INSPECT REPLACING and CONVERTING
INSPECT WS-FIELD REPLACING ALL "0" BY "O" modifies a field in place by substituting every occurrence of one character or substring with another, following the same ALL, LEADING, and FIRST qualifiers available to TALLYING, and a single INSPECT statement can combine TALLYING and REPLACING phrases to count and modify a field in one pass. INSPECT ... CONVERTING is a more restricted but often more convenient form for simple character-set translation, such as converting all lowercase letters to uppercase with INSPECT WS-FIELD CONVERTING "abcdefghijklmnopqrstuvwxyz" TO "ABCDEFGHIJKLMNOPQRSTUVWXYZ", which maps each character in the first literal to the corresponding character at the same position in the second literal across the entire field in a single statement. Unlike STRING and UNSTRING, INSPECT never changes the length of a field: REPLACING and CONVERTING only substitute characters position-for-position within the field's existing fixed size, which makes INSPECT unsuitable for any transformation that would need to insert or remove characters.
Cricket analogy: INSPECT WS-VENUE REPLACING ALL "STADIUM" BY "GROUND " mirrors a scorecard system standardizing venue names by swapping one term for another of the same length, without changing the overall field size.
Because INSPECT operates in place and never changes a field's length, it is the right tool for character-level substitution or counting on a fixed-size field, while STRING and UNSTRING are the right tools whenever the operation needs to combine multiple fields or split content into pieces whose lengths vary. Combining TALLYING and REPLACING in one INSPECT statement (for example counting how many substitutions occurred while making them) is a common pattern for validation routines that need to both clean and audit input data in a single pass.

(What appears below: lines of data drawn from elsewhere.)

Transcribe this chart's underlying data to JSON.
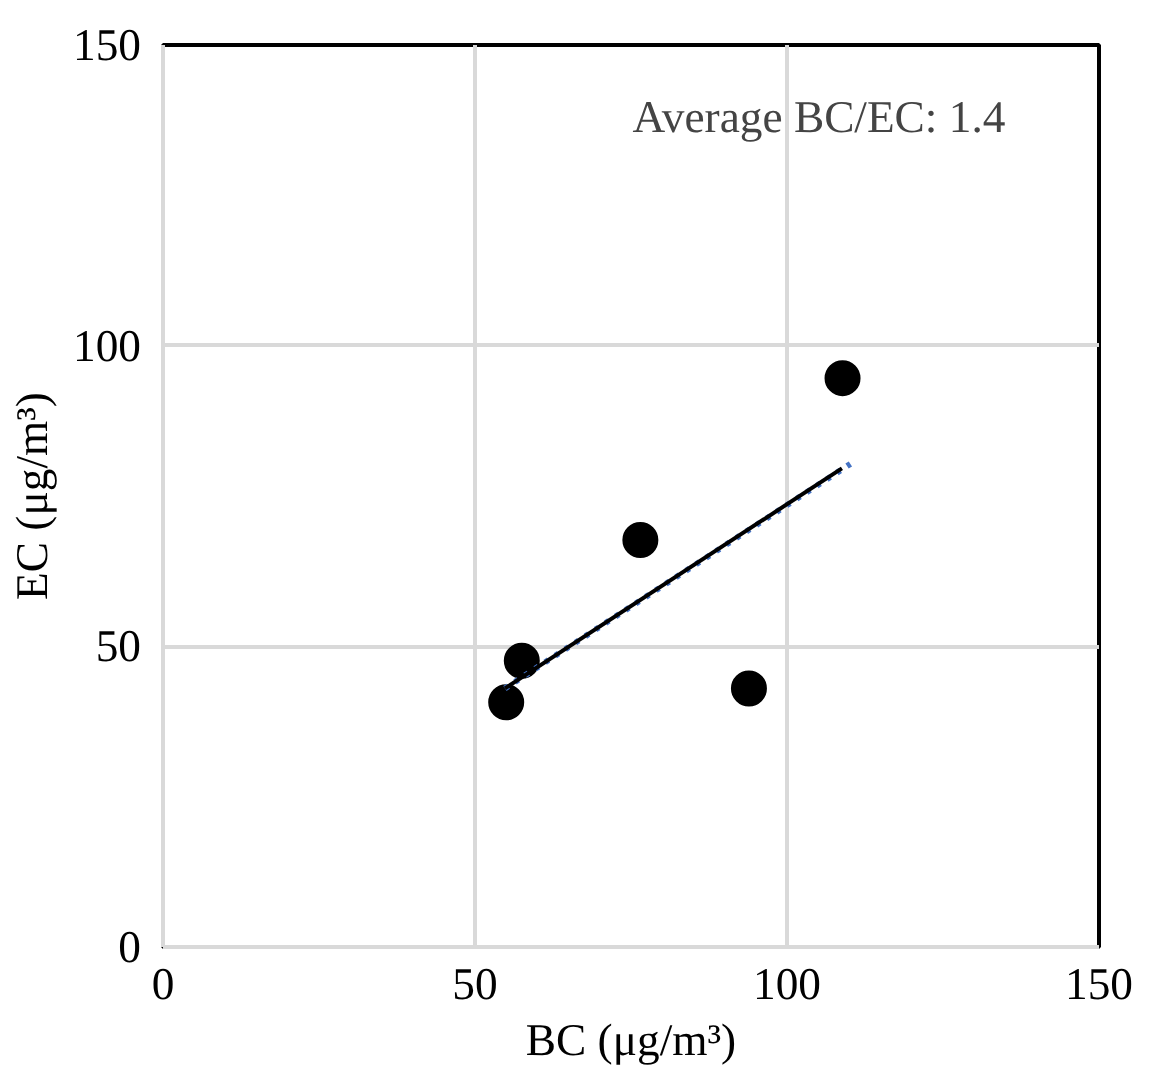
{
  "chart_data": {
    "type": "scatter",
    "xlabel": "BC (μg/m³)",
    "ylabel": "EC (μg/m³)",
    "annotations": [
      "Average BC/EC: 1.4"
    ],
    "xlim": [
      0,
      150
    ],
    "xticks": [
      0,
      50,
      100,
      150
    ],
    "ylim": [
      0,
      150
    ],
    "yticks": [
      0,
      50,
      100,
      150
    ],
    "grid": true,
    "series": [
      {
        "marker": "circle",
        "color": "#000000",
        "x": [
          55.0,
          57.5,
          76.5,
          93.9,
          108.9
        ],
        "values": [
          40.7,
          47.6,
          67.7,
          43.0,
          94.6
        ]
      },
      {
        "type": "line",
        "marker": "none",
        "color": "#4472c4",
        "line_style": "dotted",
        "x": [
          54.8,
          110.7
        ],
        "values": [
          43.0,
          80.7
        ]
      },
      {
        "type": "line",
        "marker": "none",
        "color": "#000000",
        "line_style": "solid",
        "x": [
          54.8,
          108.8
        ],
        "values": [
          43.0,
          79.6
        ]
      }
    ]
  }
}
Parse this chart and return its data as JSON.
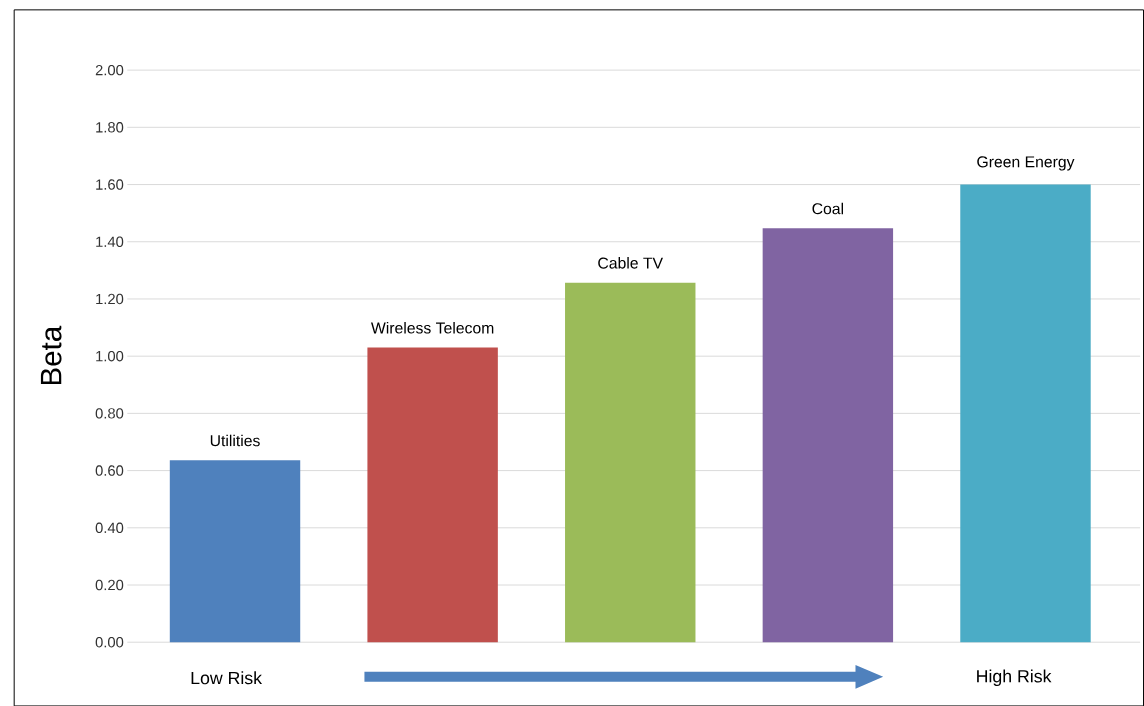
{
  "chart_data": {
    "type": "bar",
    "ylabel": "Beta",
    "categories": [
      "Utilities",
      "Wireless Telecom",
      "Cable TV",
      "Coal",
      "Green Energy"
    ],
    "values": [
      0.636,
      1.03,
      1.257,
      1.447,
      1.6
    ],
    "colors": [
      "#4f81bd",
      "#c0504d",
      "#9bbb59",
      "#8064a2",
      "#4bacc6"
    ],
    "ylim": [
      0,
      2
    ],
    "yticks": [
      {
        "value": 0,
        "label": "0.00"
      },
      {
        "value": 0.2,
        "label": "0.20"
      },
      {
        "value": 0.4,
        "label": "0.40"
      },
      {
        "value": 0.6,
        "label": "0.60"
      },
      {
        "value": 0.8,
        "label": "0.80"
      },
      {
        "value": 1.0,
        "label": "1.00"
      },
      {
        "value": 1.2,
        "label": "1.20"
      },
      {
        "value": 1.4,
        "label": "1.40"
      },
      {
        "value": 1.6,
        "label": "1.60"
      },
      {
        "value": 1.8,
        "label": "1.80"
      },
      {
        "value": 2.0,
        "label": "2.00"
      }
    ],
    "grid": "y",
    "annotations": [
      "Low Risk",
      "High Risk"
    ]
  }
}
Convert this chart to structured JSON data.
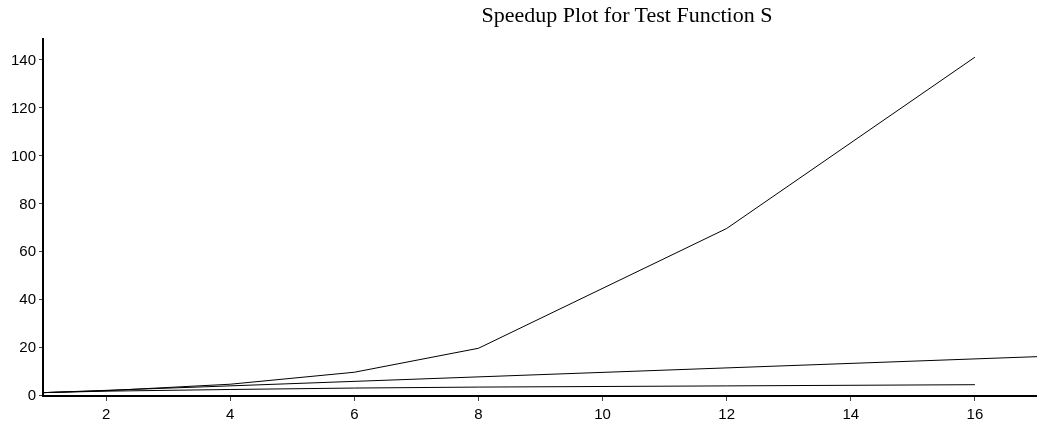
{
  "chart_data": {
    "type": "line",
    "title": "Speedup Plot for Test Function S",
    "xlim": [
      1,
      17
    ],
    "xticks": [
      2,
      4,
      6,
      8,
      10,
      12,
      14,
      16
    ],
    "ylim": [
      0,
      149
    ],
    "yticks": [
      0,
      20,
      40,
      60,
      80,
      100,
      120,
      140
    ],
    "marker": "none",
    "line_style": "solid",
    "series": [
      {
        "color": "#000000",
        "x": [
          1,
          2,
          4,
          6,
          8,
          12,
          16
        ],
        "values": [
          1,
          1.8,
          4.5,
          9.5,
          19.5,
          69.5,
          141
        ]
      },
      {
        "color": "#000000",
        "x": [
          1,
          17
        ],
        "values": [
          1,
          16
        ]
      },
      {
        "color": "#000000",
        "x": [
          1,
          2,
          4,
          6,
          8,
          12,
          16
        ],
        "values": [
          1,
          1.6,
          2.3,
          2.9,
          3.3,
          3.8,
          4.3
        ]
      }
    ]
  }
}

- STRING concatenates multiple sources into one field, with DELIMITED BY SIZE or SPACE controlling how much of each source is copied.
- ON OVERFLOW on STRING and UNSTRING catches the case where the receiving field(s) can't hold all the data.
- UNSTRING splits one source field into multiple receiving fields based on DELIMITED BY separators, the standard way to parse CSV-style input.
- INSPECT TALLYING counts occurrences of a character or substring (ALL, LEADING, or CHARACTERS) without modifying the field.
- INSPECT REPLACING substitutes characters or substrings in place, following the same ALL/LEADING/FIRST qualifiers.
- INSPECT CONVERTING performs position-mapped character-set translation, such as case conversion, in a single statement.
- INSPECT never changes a field's length; STRING and UNSTRING are needed whenever length needs to change.
Practice what you learned
1. What is the effect of DELIMITED BY SPACE versus DELIMITED BY SIZE in a STRING statement?
2. What does the ON OVERFLOW clause in STRING or UNSTRING detect?
3. Which INSPECT phrase counts occurrences of a character or substring without modifying the field?
4. Why is INSPECT unsuitable for a transformation that needs to insert or remove characters from a field?